RAG infrastructure with enforced schemas.
RAGBase is a schema-enforced infrastructure framework for building Retrieval-Augmented Generation (RAG) systems with strict modular boundaries and predictable behavior. It is designed to eliminate the common instability found in traditional RAG pipelines by enforcing explicit contracts between every stage of the system, from data ingestion to final generation. Instead of relying on loosely connected components, RAGBase treats every module as a formally defined unit with clear inputs, outputs, and behavioral constraints.
At its core, RAGBase introduces a spec hygiene layer that validates every module against its declared schema before and during execution. This prevents silent failures, schema drift, and incompatible pipeline configurations. Each component must explicitly define its expected data structures, versioning, and operational constraints, ensuring that changes are intentional, traceable, and safe to deploy. This makes the system especially suited for production environments where reliability and reproducibility are critical.
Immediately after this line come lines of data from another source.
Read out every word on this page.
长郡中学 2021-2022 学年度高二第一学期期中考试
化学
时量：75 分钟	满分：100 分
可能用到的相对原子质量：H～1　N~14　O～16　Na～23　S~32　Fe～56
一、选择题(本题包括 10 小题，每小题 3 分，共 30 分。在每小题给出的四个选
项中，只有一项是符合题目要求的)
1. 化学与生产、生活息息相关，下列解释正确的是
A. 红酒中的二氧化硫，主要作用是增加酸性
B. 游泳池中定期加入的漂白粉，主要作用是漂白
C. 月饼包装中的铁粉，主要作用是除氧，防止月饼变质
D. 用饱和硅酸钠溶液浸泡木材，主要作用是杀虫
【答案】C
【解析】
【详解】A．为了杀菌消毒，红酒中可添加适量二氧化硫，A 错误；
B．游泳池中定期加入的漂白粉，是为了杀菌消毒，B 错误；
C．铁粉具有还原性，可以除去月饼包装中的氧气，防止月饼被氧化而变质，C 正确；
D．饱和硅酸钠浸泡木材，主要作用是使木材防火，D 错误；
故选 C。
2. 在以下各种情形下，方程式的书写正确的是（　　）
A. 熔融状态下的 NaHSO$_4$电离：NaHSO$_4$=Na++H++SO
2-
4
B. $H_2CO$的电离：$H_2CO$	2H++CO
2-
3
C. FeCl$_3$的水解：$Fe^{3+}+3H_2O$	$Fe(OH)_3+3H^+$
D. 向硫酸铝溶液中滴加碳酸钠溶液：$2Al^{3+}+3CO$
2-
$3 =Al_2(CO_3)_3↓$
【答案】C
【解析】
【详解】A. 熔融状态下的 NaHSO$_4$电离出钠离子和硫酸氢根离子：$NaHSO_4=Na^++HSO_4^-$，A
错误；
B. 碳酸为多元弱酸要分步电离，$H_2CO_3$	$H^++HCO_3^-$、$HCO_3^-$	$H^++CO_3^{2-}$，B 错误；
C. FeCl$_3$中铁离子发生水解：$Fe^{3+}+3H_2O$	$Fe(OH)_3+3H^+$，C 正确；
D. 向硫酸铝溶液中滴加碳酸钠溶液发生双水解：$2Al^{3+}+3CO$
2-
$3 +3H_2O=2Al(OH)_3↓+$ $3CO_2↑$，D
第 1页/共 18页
RAGBase is fully modular and supports interchangeable components across the entire RAG pipeline. Developers can swap chunking strategies, embedding models, vector databases, retrieval methods, and LLM providers without breaking system integrity, as long as schema compatibility is preserved. This plugin-based design allows teams to iterate quickly while maintaining structural guarantees across the system.
Beyond modularity, RAGBase also includes drift detection and compatibility checking systems that monitor runtime behavior against declared specifications. This ensures that performance degradation, unexpected output shifts, or structural inconsistencies are identified early. Combined with versioned modules and strict interface definitions, RAGBase provides a foundation for building reliable, auditable, and scalable AI retrieval systems.

- RAGBase — A schema-enforced infrastructure layer for Retrieval-Augmented Generation (RAG) systems with modular components and strict spec validation for reliable, production-grade AI pipelines.